Abraham Lincoln's Invention of Presidential War Powers: Facing the unprecedented crisis of civil war in 1861, President Abraham Lincoln invoked his "war power" as commander-in-chief to "take any measure which may best subdue the enemy." Defying the chief justice of the United States, he suspended the writ of habeas corpus by presidential decree. He also declared martial law, authorized the trial of civilians by military courts, and proclaimed the emancipation of slaves--all on the grounds that "I may in an emergency do things on military grounds which cannot be done constitutionally by Congress." In so doing, Lincoln vastly expanded presidential war powers and established precedents invoked by later presidents.
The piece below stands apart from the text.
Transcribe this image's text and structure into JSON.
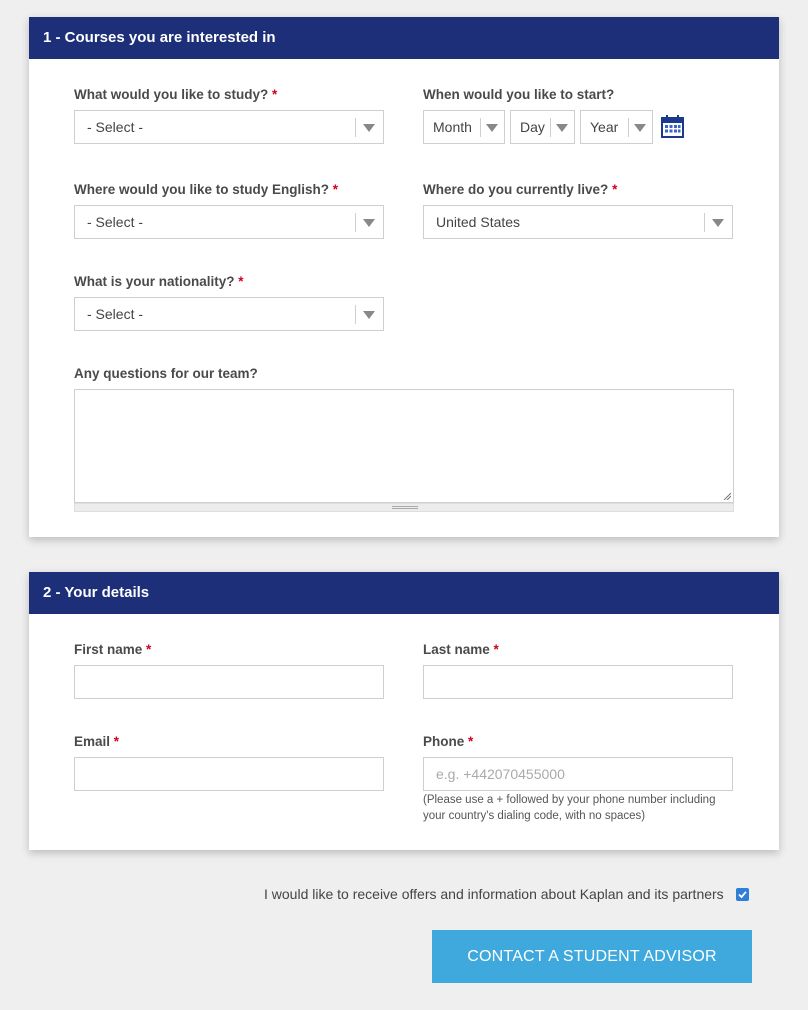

After earning his Ph.D at the Johns Hopkins University, James M. McPherson came to Princeton as an Instructor in History in 1962 and retired in 2004 as the George Henry Davis '86 Professor of American History. The author of fifteen books and editor of almost a dozen more, he won the Pulitzer Prize in History (1989) for Battle Cry of Freedom: The Civil War Era and the Lincoln Prize (1998) for For Cause and Comrades: Why Men Fought in the Civil War. He was the NEH Jefferson Lecturer in 2000 and has served as president of the Society of American Historians (1998-2000) and president of the American Historical Association (2003-04). He is currently working on a book about Abraham Lincoln as commander in chief.